@InBook{,
ALTauthor = {Schrager, J.},
ALTeditor = {Schrager, J. and Langley, P.},
title = {Computational
Models of Scientific Discovery and Theory Formation},
chapter = {Commonsense perception and the psychology of
theory formation},
publisher = {Morgan Kaufman},
year = {1990},
OPTpages = {437--470},
}
Quasi-linguistic: representations that approximate english words of phrases [348]
Schrager and Klahr (1983, 1986): Gave Ss BigTrak toys and asked them to figure it out. They would try something, and when the observed behavior did not jibe with expectations, they recognized what was actually happening (vector addition, e.g.) and put that concept into their theories. Steps are 1. recognition, 2. Introduction of a concept into a theory, and 3. Reformulation of the theory. [440]
Schrager and Klahr (1983, 1986): In the Digicomp example (a flip flop and straw mechanical computer) Ss created a new vocabulary (e.g. blocking, setting) for themselves as they learned about the device.

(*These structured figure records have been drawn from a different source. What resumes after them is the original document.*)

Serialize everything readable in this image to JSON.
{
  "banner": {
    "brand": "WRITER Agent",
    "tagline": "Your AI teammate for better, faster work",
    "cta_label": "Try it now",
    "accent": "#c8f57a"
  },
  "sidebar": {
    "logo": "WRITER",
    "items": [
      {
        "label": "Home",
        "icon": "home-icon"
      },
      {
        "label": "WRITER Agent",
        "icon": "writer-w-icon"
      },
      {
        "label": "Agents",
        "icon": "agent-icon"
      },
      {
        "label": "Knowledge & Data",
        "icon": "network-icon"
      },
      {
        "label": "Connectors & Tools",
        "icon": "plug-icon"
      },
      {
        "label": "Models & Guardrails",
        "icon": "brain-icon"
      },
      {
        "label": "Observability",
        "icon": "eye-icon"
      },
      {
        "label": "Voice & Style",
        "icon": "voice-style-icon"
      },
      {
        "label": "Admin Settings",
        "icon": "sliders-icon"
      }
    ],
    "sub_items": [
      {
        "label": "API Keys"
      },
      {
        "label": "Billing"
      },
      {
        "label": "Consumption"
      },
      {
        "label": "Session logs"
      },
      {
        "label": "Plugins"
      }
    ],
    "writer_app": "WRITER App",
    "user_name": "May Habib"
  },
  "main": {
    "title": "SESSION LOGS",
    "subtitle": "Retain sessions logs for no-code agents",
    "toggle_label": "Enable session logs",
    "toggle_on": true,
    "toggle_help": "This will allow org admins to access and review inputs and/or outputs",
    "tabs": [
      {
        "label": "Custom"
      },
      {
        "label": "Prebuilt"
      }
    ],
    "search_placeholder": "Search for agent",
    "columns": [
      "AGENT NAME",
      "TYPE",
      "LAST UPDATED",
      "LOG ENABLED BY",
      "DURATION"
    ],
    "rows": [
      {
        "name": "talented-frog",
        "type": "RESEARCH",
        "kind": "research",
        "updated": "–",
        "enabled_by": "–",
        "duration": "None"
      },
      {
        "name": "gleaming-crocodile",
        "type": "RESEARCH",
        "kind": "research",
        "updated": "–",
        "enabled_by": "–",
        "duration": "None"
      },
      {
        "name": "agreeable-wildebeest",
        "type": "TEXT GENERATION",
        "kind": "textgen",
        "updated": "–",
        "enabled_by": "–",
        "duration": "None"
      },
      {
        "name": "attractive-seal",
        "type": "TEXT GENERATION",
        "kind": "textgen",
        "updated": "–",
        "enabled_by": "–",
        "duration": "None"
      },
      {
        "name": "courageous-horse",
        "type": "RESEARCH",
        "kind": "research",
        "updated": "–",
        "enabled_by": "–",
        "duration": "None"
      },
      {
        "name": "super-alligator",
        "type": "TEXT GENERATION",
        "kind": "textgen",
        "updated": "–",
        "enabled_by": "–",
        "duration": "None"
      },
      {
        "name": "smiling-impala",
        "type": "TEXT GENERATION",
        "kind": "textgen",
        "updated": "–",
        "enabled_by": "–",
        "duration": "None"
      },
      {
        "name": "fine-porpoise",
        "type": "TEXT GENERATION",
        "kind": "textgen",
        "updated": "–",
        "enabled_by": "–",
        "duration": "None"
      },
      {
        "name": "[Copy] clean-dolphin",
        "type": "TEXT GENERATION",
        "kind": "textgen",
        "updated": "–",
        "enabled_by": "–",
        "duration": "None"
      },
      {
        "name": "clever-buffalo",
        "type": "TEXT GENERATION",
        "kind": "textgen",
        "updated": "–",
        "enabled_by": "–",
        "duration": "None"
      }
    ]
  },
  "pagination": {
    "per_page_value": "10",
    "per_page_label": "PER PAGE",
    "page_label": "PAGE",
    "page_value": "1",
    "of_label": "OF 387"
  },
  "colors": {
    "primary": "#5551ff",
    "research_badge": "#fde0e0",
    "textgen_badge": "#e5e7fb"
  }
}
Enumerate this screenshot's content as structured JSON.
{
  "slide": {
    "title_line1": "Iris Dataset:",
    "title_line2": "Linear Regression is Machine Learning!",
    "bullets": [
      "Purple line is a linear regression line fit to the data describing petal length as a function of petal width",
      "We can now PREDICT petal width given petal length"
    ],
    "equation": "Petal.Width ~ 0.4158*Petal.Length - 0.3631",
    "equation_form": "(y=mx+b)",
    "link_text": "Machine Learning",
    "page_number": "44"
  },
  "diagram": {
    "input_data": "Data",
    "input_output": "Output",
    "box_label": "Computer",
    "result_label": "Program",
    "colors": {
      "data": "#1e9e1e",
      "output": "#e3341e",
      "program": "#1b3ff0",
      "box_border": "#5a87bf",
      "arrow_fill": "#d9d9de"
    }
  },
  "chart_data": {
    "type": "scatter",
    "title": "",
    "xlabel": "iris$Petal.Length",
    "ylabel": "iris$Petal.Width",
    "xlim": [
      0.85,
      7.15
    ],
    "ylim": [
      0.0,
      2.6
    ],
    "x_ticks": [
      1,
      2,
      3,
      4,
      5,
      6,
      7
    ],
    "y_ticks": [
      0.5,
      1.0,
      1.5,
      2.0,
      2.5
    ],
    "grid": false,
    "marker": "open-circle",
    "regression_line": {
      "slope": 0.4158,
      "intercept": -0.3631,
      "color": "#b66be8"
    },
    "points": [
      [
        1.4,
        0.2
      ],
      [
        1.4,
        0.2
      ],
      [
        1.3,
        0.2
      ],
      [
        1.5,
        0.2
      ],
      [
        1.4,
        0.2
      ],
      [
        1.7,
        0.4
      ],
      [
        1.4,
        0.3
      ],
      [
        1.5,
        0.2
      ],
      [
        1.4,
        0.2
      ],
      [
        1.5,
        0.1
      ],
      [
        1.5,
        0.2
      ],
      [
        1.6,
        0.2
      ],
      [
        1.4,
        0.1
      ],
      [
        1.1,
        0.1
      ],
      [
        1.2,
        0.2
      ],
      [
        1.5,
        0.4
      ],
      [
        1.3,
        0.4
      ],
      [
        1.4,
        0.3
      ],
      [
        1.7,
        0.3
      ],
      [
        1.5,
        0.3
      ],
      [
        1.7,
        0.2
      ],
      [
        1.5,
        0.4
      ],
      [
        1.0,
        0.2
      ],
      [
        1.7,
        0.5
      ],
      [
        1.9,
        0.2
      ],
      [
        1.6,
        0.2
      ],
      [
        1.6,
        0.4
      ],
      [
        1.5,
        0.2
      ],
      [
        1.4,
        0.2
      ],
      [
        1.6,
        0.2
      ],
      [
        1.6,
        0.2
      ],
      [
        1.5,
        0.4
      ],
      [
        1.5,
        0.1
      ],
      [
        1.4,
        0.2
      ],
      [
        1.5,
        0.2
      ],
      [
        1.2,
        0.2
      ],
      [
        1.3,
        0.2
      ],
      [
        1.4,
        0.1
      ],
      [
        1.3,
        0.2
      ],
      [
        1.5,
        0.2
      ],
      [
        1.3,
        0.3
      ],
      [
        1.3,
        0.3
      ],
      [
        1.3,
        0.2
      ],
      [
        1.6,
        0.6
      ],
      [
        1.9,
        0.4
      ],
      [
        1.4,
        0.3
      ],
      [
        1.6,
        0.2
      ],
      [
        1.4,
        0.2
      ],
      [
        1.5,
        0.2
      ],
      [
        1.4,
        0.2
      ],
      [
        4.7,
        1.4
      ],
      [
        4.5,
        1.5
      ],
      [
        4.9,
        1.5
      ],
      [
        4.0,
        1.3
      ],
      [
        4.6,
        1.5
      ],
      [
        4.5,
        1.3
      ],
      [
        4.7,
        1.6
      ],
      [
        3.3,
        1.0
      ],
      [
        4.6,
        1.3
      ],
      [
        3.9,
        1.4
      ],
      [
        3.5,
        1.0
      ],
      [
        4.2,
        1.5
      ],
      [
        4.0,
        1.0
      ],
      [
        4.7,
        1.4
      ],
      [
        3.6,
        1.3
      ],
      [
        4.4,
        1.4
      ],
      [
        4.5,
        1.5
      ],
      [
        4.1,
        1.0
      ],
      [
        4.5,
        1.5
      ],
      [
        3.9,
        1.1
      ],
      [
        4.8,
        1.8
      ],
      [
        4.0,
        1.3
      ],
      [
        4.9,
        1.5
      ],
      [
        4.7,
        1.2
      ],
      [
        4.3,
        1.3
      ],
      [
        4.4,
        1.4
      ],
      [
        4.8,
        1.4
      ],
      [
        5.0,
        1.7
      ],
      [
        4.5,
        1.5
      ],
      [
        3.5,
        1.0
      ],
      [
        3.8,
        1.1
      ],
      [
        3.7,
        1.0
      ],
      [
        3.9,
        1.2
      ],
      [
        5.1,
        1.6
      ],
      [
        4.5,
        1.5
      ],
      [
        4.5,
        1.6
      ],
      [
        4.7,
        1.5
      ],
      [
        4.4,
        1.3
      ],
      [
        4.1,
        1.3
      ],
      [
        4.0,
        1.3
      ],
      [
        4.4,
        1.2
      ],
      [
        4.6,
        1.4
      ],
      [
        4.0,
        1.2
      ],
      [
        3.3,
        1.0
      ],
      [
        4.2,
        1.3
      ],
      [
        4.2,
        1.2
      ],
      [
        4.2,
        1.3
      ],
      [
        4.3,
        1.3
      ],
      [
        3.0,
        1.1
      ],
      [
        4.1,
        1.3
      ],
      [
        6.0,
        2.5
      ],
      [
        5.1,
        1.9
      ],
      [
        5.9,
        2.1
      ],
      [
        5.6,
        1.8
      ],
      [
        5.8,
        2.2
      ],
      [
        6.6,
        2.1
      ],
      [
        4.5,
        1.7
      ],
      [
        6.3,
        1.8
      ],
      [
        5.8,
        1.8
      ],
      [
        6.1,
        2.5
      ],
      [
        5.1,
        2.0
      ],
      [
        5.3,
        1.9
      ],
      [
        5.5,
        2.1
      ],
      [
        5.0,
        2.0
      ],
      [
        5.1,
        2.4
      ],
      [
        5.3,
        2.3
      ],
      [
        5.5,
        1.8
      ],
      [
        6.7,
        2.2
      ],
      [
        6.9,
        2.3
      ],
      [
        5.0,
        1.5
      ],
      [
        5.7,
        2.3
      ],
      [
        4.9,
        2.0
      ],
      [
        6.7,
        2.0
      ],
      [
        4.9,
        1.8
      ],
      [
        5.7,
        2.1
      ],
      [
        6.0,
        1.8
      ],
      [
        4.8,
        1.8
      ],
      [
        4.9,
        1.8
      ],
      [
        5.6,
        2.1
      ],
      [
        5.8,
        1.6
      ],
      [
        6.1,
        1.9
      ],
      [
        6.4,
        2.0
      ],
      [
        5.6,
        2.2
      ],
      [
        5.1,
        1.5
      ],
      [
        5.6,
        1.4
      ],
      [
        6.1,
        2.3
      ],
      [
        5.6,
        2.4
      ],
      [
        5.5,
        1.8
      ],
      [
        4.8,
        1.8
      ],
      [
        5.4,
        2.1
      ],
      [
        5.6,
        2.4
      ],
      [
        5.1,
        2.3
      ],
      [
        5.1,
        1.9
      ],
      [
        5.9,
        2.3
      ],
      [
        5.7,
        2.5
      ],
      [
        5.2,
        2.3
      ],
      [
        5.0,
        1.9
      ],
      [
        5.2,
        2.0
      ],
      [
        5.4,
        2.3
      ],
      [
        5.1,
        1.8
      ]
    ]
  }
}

These processes are called "view application." [447] viewing the device under study as an instance of a commonsense abstraction, using incremental conceptual combination of "views" (abstract schemas) and their present theory. There is view selection and combination. Selection is a recognition.
Grounded representation: Sensation and sensory experience form the basis of conceptual knowledge [450].
The paradox of recognition is this: how can you recognize something as an example of something else if the two vocabularies don't match? The solution is that representations of both have a more primitive level found in experience traces. [451]
The computational agent system has list representations and a 100x100 pixel iconic store. It contains tokens representing the objects understood to be in that location. [457]
Visual primitives: Circle [458], left-of, radius
Radius is an abstraction for excitation of the molecule [459].
The agent uses a series of bitmapped snapshots. Processes are recognized by image matching. [461]